Le succès de Shakespeare à Paris, aidé des efforts enthousiastes de toute la nouvelle école littéraire, que dirigaient Victor Hugo, Alexandre Dumas, Alfred de Vigny, fut encore surpassé par celui de miss Smithson. Jamais, en France, aucun artiste dramatique n'émut, ne ravit, n'exalta le public autant qu'elle : jamais dithyrambes de la presse n'égalèrent ceux que les journaux français publièrent en son honneur.

Après ces deux représentations d'Hamlet et de Roméo, je n'eus pas de peine à m'abstenir d'aller au théâtre anglais ; de nouvelles épreuves m'eussent terrassé; je les craignais comme on craint les grandes douleurs physiques : l'idée seule de m'y exposer me faisait frémir.

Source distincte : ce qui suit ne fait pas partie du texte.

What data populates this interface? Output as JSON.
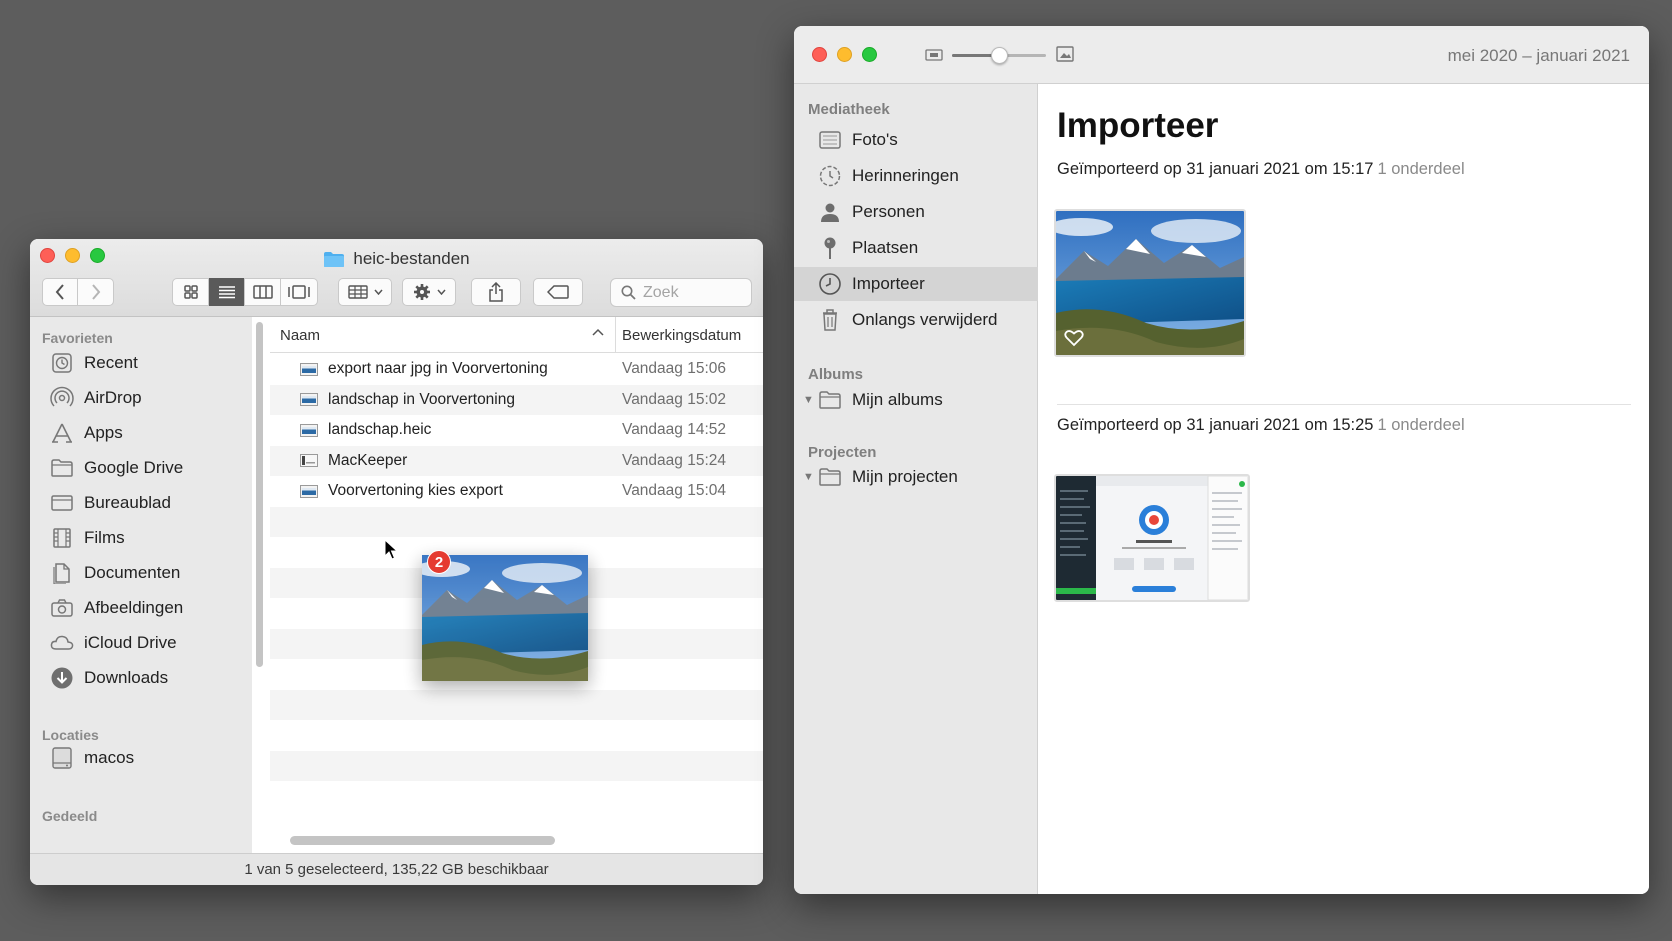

J'avais passé plusieurs mois dans l'espèce d'abrutissement désespéré dont j'ai seulement indiqué la nature et les causes, songeant toujours à Shakespeare et à l'artiste inspirée, à la fair Ophelia dont tout Paris délirait, comparant avec accablement l'éclat de sa gloire à ma triste obscurité; quand me relevant enfin, je voulus par un effort suprême faire rayonner jusqu'à elle mon nom qui lui était inconnu. Alors je tentai ce que nul compositeur en France n'avait encore tenté.
J'osai entreprendre de donner, au Conservatoire, un grand concert composé exclusivement de mes œuvres. « Je veux lui montrer, dis-je, que moi aussi je suis peintre! » Pour y parvenir, il me fallait trois choses : la copie de ma musique, la salle et les exécutants.